Remembering Faith Elizabeth

Remembering Faith Elizabeth

Tuesday, November 30, 2010

So much...

So much on my mind...I don't even know where to start.

First, I know it's been forever and a day since I've last written. Mostly, I've been incredibly busy...and secondly, I haven't felt very inspired. I write here when my heart leads me to do so...and lately, I just haven't gotten that inspiration...that feeling of having something that I want to share.

Oh, I have lots on my mind - just not a lot that I can or want to share.

I was watching one of my very favorite shows, "Glee" last week titled "Furt." For those of you that watch, you know the one...for those that don't - well, you should watch it and find out. Essentially, there was a wedding between two characters' parents. Kurt's dad said to the guests that one of the things adults don't tell kids is that "life can be sad." And it struck a chord with me.

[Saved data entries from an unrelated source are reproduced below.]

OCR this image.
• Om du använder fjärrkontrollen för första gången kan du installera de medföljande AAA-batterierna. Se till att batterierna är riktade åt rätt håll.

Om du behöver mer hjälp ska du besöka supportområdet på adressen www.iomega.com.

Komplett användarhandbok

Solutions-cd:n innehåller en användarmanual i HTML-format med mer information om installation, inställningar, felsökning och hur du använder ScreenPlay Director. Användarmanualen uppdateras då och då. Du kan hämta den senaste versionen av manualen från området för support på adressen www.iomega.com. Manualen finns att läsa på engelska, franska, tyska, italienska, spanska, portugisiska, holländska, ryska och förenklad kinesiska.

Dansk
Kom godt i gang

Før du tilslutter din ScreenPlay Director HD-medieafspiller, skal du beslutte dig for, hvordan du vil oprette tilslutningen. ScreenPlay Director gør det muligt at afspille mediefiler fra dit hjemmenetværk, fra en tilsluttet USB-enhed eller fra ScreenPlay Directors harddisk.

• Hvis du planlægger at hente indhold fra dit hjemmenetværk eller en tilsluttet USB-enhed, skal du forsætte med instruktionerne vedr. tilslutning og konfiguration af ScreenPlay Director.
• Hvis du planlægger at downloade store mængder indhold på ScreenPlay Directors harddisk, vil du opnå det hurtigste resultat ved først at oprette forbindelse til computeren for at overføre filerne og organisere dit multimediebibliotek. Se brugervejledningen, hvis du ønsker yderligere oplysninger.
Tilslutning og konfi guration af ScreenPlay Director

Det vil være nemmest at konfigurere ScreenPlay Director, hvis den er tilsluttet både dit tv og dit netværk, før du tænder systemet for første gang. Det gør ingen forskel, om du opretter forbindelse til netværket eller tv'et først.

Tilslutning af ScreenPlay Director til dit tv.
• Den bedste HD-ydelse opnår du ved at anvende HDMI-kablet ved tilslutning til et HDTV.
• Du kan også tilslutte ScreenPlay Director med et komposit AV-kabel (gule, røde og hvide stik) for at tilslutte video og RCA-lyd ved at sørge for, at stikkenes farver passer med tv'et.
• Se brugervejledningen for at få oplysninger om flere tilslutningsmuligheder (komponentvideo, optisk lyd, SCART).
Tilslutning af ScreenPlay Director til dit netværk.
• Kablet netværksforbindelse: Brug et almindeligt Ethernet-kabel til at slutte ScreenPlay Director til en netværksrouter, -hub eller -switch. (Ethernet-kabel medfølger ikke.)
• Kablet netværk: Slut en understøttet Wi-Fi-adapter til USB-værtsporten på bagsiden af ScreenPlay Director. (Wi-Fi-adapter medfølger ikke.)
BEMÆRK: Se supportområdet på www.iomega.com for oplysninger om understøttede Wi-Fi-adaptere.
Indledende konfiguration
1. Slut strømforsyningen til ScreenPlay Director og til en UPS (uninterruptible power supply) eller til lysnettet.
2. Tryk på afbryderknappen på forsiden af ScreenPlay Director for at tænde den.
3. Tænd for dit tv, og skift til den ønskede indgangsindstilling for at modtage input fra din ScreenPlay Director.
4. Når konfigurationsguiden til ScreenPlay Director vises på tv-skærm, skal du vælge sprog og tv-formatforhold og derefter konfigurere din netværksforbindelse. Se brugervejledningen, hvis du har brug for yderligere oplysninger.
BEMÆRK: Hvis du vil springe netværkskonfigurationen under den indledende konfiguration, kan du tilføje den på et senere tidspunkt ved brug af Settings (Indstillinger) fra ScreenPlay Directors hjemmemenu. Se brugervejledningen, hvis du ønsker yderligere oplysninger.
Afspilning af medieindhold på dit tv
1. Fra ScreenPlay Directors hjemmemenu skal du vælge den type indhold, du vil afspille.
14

I grew up incredibly, blissfully blessed and mostly unaware of the awful things that can happen in this world. I had TWO great-grandmothers alive until I was a senior in high school (they both died in their late 90's.) My dad's mom died when I was in college; his dad died just a few years ago at the age of 87. My mom's parents are both still alive and well and closing in on celebrating birthday number 87. They live 15 minutes from me and Jamie, we see them often, and I enjoy the closest relationship with them that I've ever had in my life. I have never had a friend die; the first funeral I attended was for Jamie's grandmother in 2007. I had been to many, many visitations and wakes but never to a burial until Mable died the fall after we were married. Jamie and I had SIX of our grandparents at our wedding...and we were 30 when we got married! The second ever funeral I went to? For Faith. Like I said, I have lived an incredibly blessed life. So, when I watched "Glee" last week and that line was said, it struck is so true that adults never tell kids how sad life can really be.

Life can be so sad. I know many people that have suffered so much grief and angst in their life...and I certainly have felt like maybe my adult life is making up for my angst-free childhood. I know that I am lucky for not having to endure so much grief and sadness when I was young, and I certainly am thankful for the fact that my friends and family are alive and healthy, but I often wonder if I was naive. I remember my mom telling me once that when she was a child, going to funerals was "normal" and a way to see family you didn't see otherwise. It taught them that death was a part of life, while in our childhood, we never really lived through that. Did we inadvertently miss out on a life lesson because we were lucky?

I started out here tonight saying that I haven't recently felt all that inspired. Work has been stressful and feels...different. Jamie and I continue to find our way through this new "normal." Most days I think we feel like we have it figured out, but then something comes happens and I am again reminded that this new "normal" is anything but. The holidays, under the best of circumstances, can be stressful. Add the ever-present grief to that recipe and it ends up feeling like you're back at the beginning of the journey in so many ways. This is not an easy path...just when I feel like we have it figured out, I am humbled and reminded that I do not. I am reminded that all of the control I wish I could have is not mine at all. I read several blogs and I have been reminded lately that when my own strength fails me, God's strength will never fail me. When I feel at my weakest, crabbiest and most stressed out, God's grace and strength will be enough. He is enough and though I have recently felt like I am all over the place, I have been reminded that I need to relax and let God take care of me because He will. I need to have some serenity...that I can only do what I can and leave the rest up to the God that I know will carry me through. I hope that whatever you believe, you find this strength, too.


Wednesday, November 3, 2010

What is Romance?

I was listening to the radio on my way to work yesterday and the DJ asked, "In 2010, what is romantic?" Now, my first thought was, "Why does it matter that it's 2010? Has what's romantic really changed?"

Unfortunately, I didn't get to hear all of the answers that people called in with, but it did get me thinking...has it changed? Has our idea of romance really changed just because we are in the 21st century? Is romance really so different from 1946 when my grandparents got married?

Certainly, technology has changed many facets of our lives...the way we communicate, the way we find information, the way I teach and the way my students learn. But romance? Really? As I thought about all the things I consider romantic, I realized that most of them center around one single idea; romance is all about making one person feel like the most important person. How that is done varies, I suppose, but thinking that Jamie is romantic isn't usually about big, expensive gestures. It's about the single red rose he brought me early on when we were dating; it's the lunch he makes for me to take to work and the note he always writes for me on a paper towel that he stashes in my lunchbox; it's opening a door for me, or putting an arm around me; romance is about reminding me how much he loves me. That's what I think of as romantic...none of those things would be different in 1946 - and none of them require technology, which is good, because Jamie is anti-technology all the way! So, I ask you - what is romantic? Does it matter that it's 2010? Has romance changed?